Kristian Rosenvold updated SUREFIRE-611:
----------------------------------------

    Component/s: Maven Surefire Plugin

> surefire exit code should explicitly distinguish between crashed and failed unit test(s)
> ----------------------------------------------------------------------------------------
>
>                 Key: SUREFIRE-611
>                 URL: http://jira.codehaus.org/browse/SUREFIRE-611
>             Project: Maven Surefire
>          Issue Type: Improvement
>          Components: Maven Surefire Plugin
>            Reporter: Tycho Lamerigts
>         Attachments: tc-junit-crash.tar.gz
>
>
> - If a unit test crashes, surefire skips all remaining tests, prints a message "[ERROR] There are test failures.  ..." to the console, and does NOT print a test summary report.
> - If one or more unit tests fail, maven completes remaining tests, prints a message "[ERROR] There are test failures.  ..." to the console, and DOES print a test summary report.
> The only distinction between crash and fail is the presence (or absence) of a summary report.
> This is a problem for some tools (like TeamCity), because they typically don't pick up on the fact that many testcases were not run at all in case of a crashed unit test.

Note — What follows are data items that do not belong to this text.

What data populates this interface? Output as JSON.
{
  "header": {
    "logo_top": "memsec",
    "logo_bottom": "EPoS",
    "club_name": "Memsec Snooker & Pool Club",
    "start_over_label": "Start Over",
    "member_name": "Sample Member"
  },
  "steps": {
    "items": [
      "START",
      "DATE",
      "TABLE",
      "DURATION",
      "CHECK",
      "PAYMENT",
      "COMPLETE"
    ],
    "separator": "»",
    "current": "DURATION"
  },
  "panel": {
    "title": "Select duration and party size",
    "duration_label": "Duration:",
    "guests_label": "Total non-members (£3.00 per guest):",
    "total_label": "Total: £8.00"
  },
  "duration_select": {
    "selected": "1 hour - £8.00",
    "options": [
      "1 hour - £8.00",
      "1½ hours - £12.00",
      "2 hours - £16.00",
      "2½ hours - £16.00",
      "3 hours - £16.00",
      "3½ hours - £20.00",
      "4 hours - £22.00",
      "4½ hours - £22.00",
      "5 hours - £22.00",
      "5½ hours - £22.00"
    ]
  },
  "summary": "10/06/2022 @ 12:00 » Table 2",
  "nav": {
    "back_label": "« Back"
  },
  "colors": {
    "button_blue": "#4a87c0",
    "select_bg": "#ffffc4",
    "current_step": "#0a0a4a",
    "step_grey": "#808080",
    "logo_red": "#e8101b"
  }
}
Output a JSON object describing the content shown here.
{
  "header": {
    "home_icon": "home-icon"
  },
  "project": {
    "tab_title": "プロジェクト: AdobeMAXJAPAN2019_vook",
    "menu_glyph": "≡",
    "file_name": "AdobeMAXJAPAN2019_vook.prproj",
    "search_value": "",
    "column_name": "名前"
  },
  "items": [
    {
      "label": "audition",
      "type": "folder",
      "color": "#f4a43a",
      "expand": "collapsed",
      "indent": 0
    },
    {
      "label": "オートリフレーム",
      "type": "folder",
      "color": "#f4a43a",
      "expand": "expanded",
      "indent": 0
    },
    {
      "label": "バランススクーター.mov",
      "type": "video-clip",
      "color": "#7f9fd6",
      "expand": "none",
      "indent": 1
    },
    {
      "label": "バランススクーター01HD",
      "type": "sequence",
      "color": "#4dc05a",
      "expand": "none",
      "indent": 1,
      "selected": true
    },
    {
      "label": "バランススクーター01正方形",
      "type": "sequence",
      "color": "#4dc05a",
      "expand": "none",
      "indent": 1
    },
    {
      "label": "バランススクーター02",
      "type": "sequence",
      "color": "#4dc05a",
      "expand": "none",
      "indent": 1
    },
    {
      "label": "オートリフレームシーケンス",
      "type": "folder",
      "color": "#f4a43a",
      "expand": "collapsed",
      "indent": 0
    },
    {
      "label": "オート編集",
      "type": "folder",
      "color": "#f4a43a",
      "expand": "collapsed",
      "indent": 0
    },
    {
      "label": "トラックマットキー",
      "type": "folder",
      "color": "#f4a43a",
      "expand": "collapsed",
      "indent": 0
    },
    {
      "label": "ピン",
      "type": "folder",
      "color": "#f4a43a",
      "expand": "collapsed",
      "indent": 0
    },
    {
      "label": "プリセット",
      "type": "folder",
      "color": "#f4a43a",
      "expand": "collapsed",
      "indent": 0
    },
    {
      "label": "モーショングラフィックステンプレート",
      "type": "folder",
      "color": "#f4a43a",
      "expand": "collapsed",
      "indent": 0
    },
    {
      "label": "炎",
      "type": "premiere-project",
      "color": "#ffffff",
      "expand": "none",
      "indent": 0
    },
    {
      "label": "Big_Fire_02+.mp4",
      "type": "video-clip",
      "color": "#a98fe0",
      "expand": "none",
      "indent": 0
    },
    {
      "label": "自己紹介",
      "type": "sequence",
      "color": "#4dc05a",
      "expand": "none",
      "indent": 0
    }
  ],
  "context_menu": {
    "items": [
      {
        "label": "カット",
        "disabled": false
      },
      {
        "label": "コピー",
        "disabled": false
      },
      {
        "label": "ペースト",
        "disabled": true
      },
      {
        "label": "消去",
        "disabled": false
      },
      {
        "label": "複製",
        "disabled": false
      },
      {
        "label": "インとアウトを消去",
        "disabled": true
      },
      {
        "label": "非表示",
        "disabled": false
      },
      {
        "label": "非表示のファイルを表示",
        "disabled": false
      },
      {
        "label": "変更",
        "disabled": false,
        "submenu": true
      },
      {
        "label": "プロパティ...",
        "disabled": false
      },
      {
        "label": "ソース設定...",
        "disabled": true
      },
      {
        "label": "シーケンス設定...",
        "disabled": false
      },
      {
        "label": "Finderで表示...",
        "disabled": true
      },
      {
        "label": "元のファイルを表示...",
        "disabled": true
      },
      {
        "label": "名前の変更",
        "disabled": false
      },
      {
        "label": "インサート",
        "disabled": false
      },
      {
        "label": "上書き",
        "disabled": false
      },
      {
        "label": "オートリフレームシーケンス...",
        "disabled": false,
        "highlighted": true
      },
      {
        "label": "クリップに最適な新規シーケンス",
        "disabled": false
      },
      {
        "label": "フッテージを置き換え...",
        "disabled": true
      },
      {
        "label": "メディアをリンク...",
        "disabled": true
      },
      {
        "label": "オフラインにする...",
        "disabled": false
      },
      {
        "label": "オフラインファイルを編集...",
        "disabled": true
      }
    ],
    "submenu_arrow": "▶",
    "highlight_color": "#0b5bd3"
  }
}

Instead in case of a crashed test they simply report, for example, 100 tests succeeded, 0 failed. They do not report "50 tests skipped due to a crash after test #100", and it is quite hard for those tools to recognize this situation. If surefire would report a crash more explicitly, other tools can act accordingly.
> I have attached a small maven project to reproduce the problem. By commenting and uncommenting the marked line in file ATest.java, you can reproduce both fail and crash scenarios. In the crash scenario, Maven will correctly report a failed build (unless you use the -Dmaven.test.failure.ignore flag, in which case it even won't do that), but it fails to indicate there was a crash which caused tests (in this case 3) to be skipped.